The defendant argued that the email correspondence between the parties did not satisfy the acknowledgement requirement under s. 13(1) of the Act because the “written acknowledgements were digitally transmitted and were not signed by hand.” The court disagreed and held that emails can satisfy the acknowledgement requirement under s. 13(1), provided that the communication between the parties is clear. The court noted that, in this case, the debt was not a contentious issue since the emails contained the defendant’s electronic signature and were intended by the parties to form “unequivocal” acknowledgements of the debt.

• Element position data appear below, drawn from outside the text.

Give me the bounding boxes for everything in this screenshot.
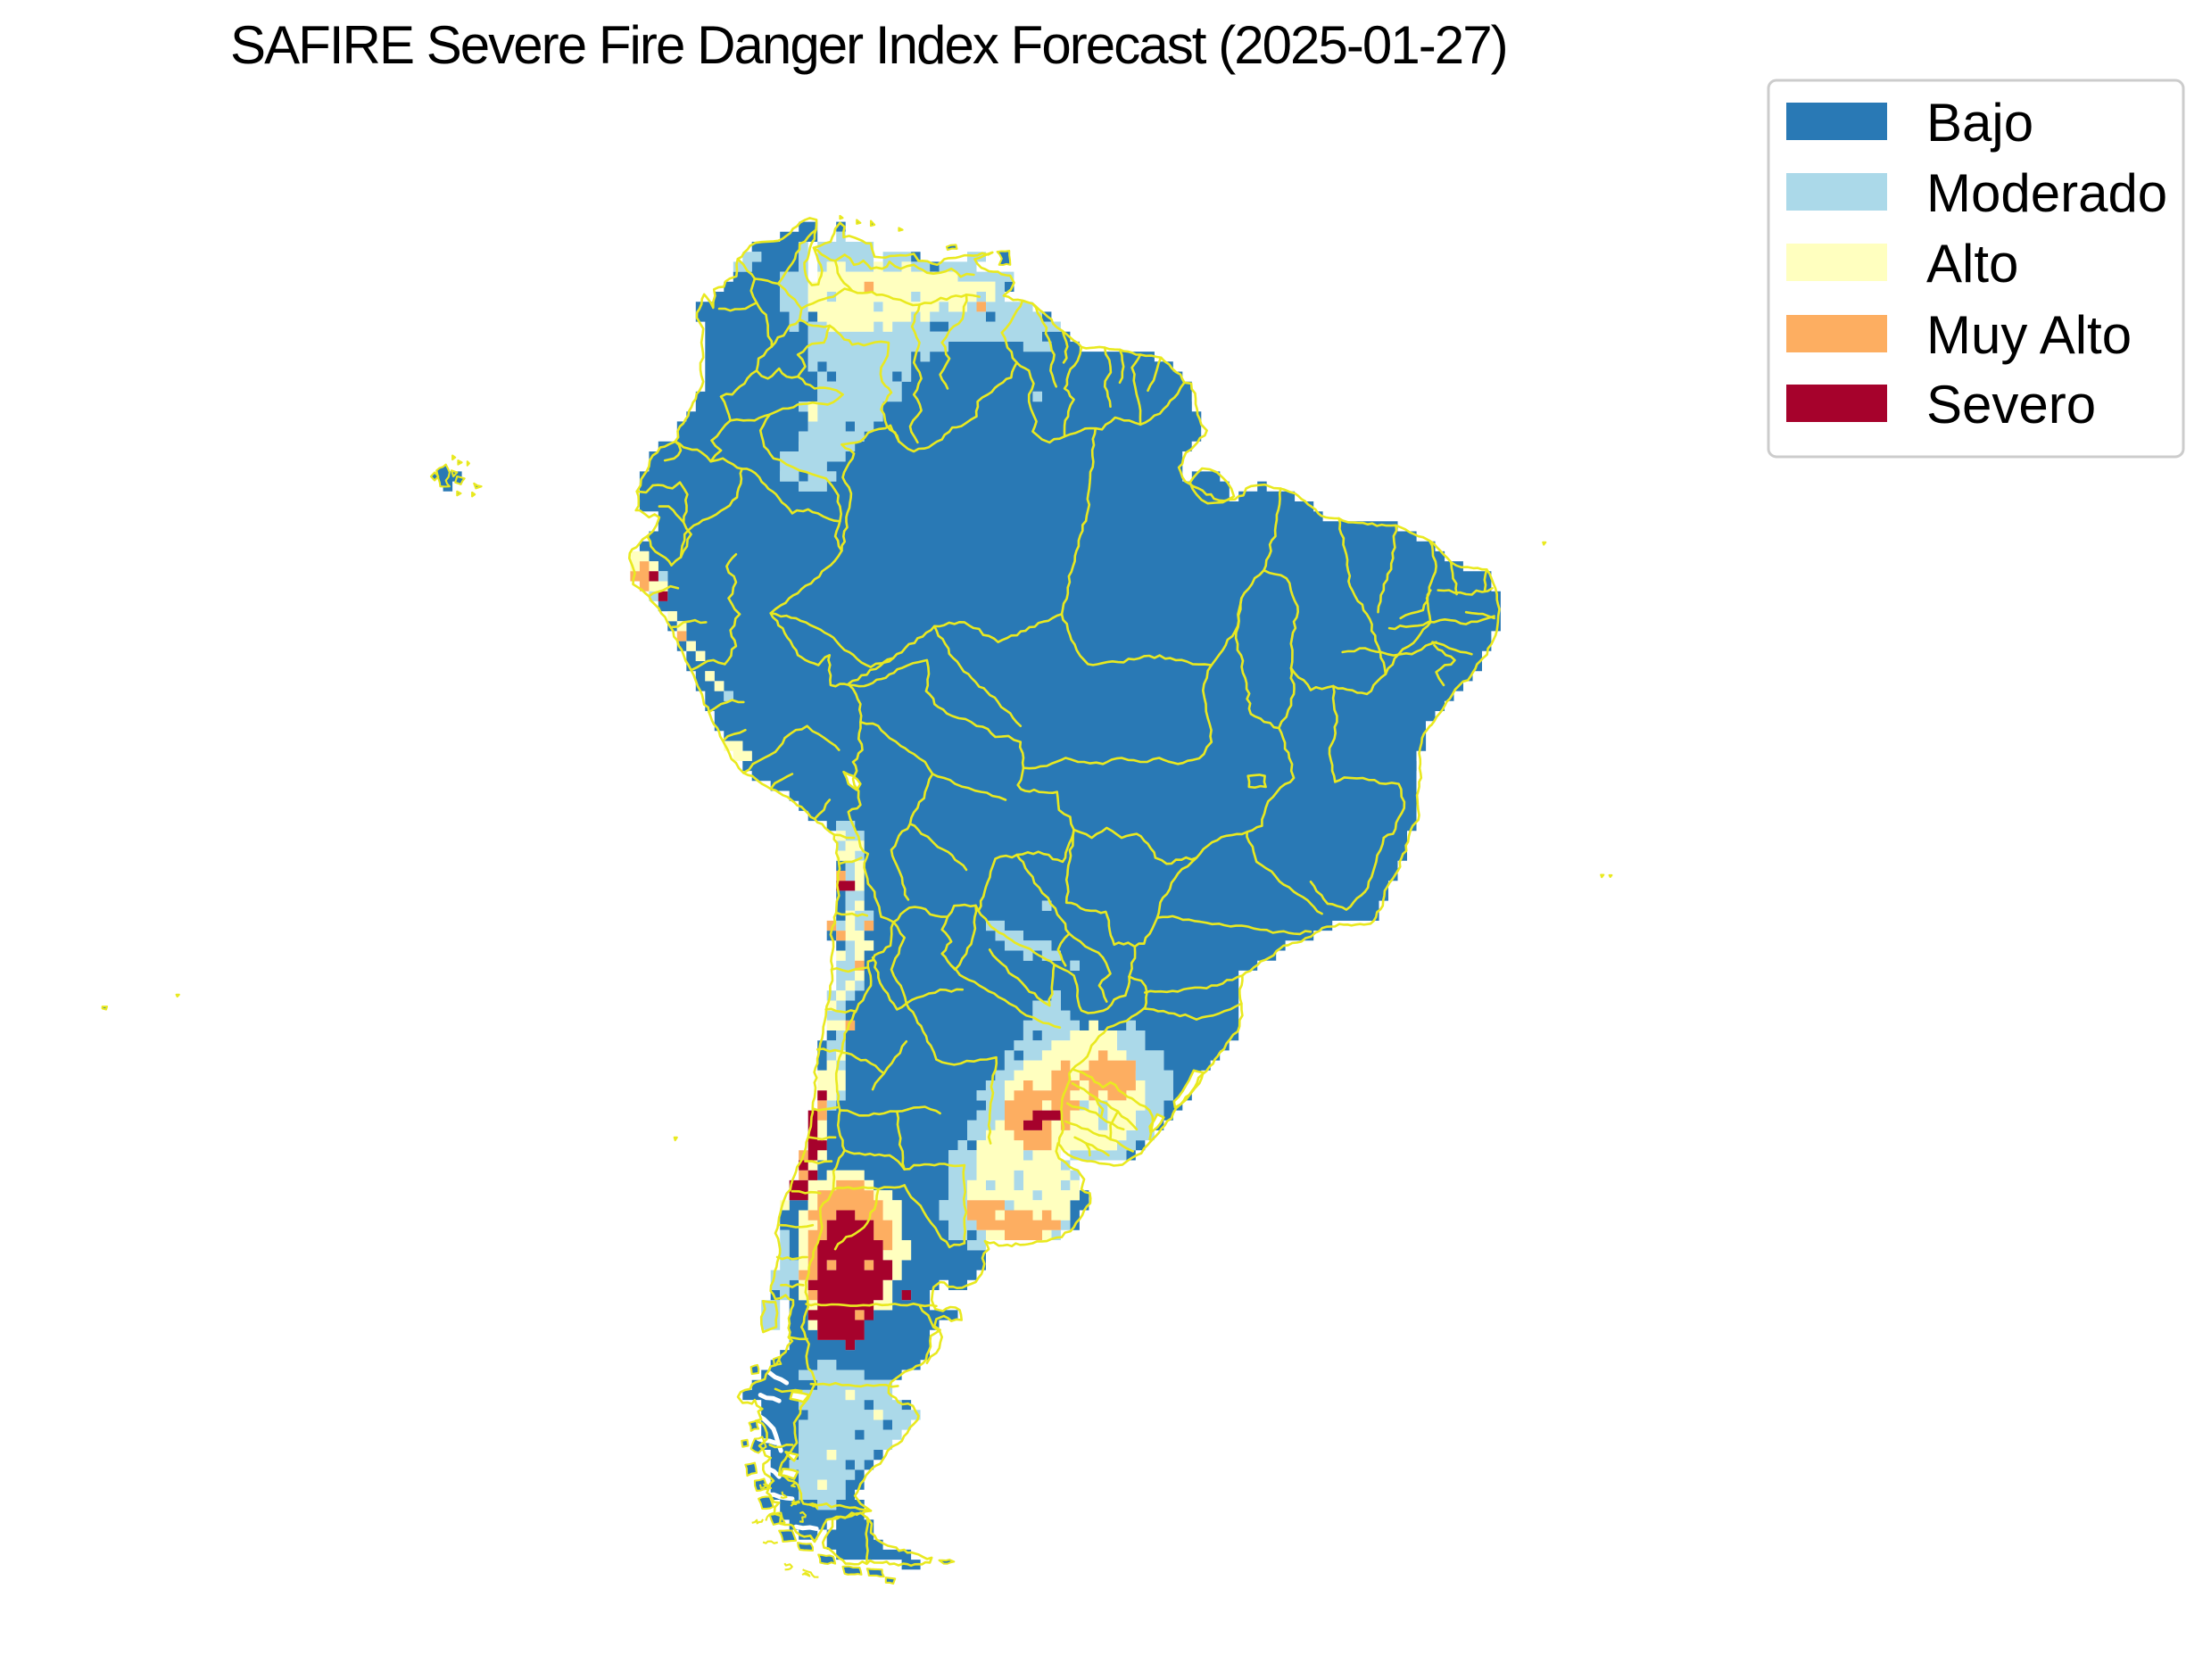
svg-text:Severo: Severo — [1926, 375, 2096, 434]
svg-text:Moderado: Moderado — [1926, 163, 2167, 223]
svg-text:Alto: Alto — [1926, 234, 2018, 294]
svg-text:Muy Alto: Muy Alto — [1926, 305, 2132, 365]
svg-text:Bajo: Bajo — [1926, 93, 2033, 153]
svg-text:SAFIRE Severe Fire Danger Inde: SAFIRE Severe Fire Danger Index Forecast… — [230, 15, 1507, 75]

Forbearance from commencing an action can affect the discoverability of a claim
The rule for discoverability, under s. 5(1)(a)(iv) of the Act requires a need to know that “a [court] proceeding would be an appropriate means to seek [a] remedy.” The plaintiff claimed that the defendant’s promises to repay the debt induced the plaintiff to forbear from commencing the action, and it was only when the defendants advised on June 26, 2015, that they were ceasing to try to satisfy the debt, that it became appropriate for the plaintiff to commence litigation. The court agreed and held that had the plaintiff commenced the action before the defendant reneged on its promise, the plaintiff’s action would not have been an appropriate means to seek a remedy under s. 5(1)(a)(iv) of the Act. Instead, the court would have interpreted the plaintiff’s act as a “[rush] to litigation.”